Army Spec. Jared Enger served two tours of duty in Iraq. It was during the second tour that he began to have nightmares about the things he'd seen.
"Images (would) pop up of dead bodies," Enger said. "We would find a lot of people that were tortured and executed, and so you'd find a lot of mutilated, dead bodies."
He told Army doctors, who diagnosed him with post-traumatic stress disorder.
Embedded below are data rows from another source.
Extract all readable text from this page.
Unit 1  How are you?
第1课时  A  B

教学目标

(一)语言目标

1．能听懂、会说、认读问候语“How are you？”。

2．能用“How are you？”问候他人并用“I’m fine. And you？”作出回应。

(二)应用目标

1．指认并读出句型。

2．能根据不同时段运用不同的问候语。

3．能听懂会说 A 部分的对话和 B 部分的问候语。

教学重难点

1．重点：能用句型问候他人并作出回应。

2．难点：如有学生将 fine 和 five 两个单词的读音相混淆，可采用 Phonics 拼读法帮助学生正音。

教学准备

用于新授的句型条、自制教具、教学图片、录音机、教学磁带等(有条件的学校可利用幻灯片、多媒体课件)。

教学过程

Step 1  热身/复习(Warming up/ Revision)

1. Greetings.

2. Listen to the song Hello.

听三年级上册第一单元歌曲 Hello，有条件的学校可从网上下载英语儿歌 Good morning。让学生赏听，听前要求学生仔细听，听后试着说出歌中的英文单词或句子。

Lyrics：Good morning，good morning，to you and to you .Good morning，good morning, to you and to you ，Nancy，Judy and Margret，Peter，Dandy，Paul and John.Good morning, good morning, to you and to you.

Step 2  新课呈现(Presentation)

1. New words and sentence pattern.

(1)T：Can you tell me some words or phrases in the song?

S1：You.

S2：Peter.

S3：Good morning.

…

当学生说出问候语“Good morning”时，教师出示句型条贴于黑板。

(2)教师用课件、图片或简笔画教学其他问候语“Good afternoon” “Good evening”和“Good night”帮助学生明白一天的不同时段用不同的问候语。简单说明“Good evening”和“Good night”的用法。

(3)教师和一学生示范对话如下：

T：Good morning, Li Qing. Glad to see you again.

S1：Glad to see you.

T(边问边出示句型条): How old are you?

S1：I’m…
That was until last year, when a doctor he had never met reversed that call and downgraded the diagnosis.
Engers is now one of 14 cases at the center of an investigation into whether soldiers had diagnoses of PTSD reversed to save the military money.
The case has outraged leaders, including Washington Sen. Patty Murray, who met Wednesday with one of those soldiers.
"When we send someone to fight for us we tell them we will care for you when you come home," Murray said.
Officials from the Walter Reed National Military Medical Center decided to take a second look at the 14 soldiers, and in the past several days the soldiers were notified of the results.
Six of the soldiers, including Enger, had their original PTSD diagnoses reconfirmed.
"Now hopefully things will start moving a little more rapidly so I can move toward the next chapter in life," he said.
The original PTSD diagnoses for six other soldiers were re-diagnosed as behavioral conditions other than PTSD. Two other soldiers who were never diagnosed with PTSD were also found to have behavior health conditions, according to officials from the Western Regional Medical Command.